The steelmaking industry, producing 1,831.5 million tonnes of crude steel in 2022, generates approximately 40 wt.% of slag, a valuable by-product containing up to 40 wt.% of iron oxides and other metal oxides. This makes steelmaking slag extremely attractive as an alternative to raw materials. To prevent permanent losses of metals to the slag and to promote metal circularity, new sustainable metal recovery methodologies are needed. This research adopts a simulation-driven approach to explore the potential of hydrogen gas (in comparison to carbon) as a reducing agent for iron oxides in Electric Arc Furnace (EAF) steel slag.

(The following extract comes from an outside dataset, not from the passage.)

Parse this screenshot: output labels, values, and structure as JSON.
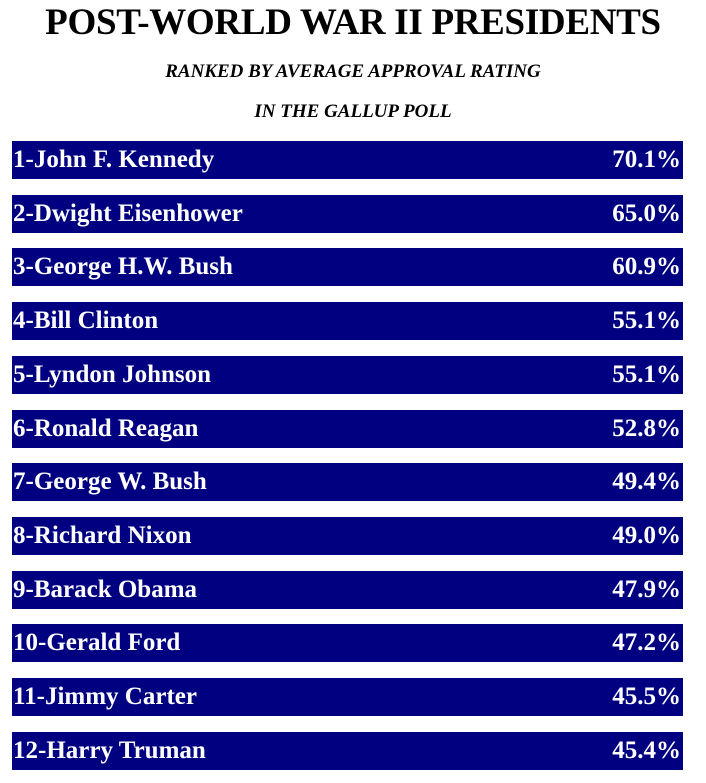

Firstly, thermochemical equilibrium calculations were performed using the FactSage 8.3 software to explore multicomponent and heterogeneous slag-metal-reductant (hydrogen or carbon) systems of various iron oxide contents (9 - 39 wt.%) and constant basicity (CaO/SiO₂ ≈ 2.2). The results indicate that hydrogen gas yields iron recovery rates comparable to carbon, particularly in slags with iron oxide contents of ≤ 20 wt.%. However, the use of hydrogen as a reductant shows a more favorable trade-off between the recovered iron purity and the reduction performance.

Secondly, the thermochemical calculations were expanded to incorporate a comprehensive study of the process kinetics using the Effective Equilibrium Reaction Zone (EERZ) approach. The developed kinetic model offers valuable insights into the dynamics of mass, temperature, and composition evolution during the hydrogen-driven reduction of slag.

The results of this study contribute to a deeper understanding of hydrogen-based metallurgical processes, disclosing new avenues for designing less CO2-intensive routes.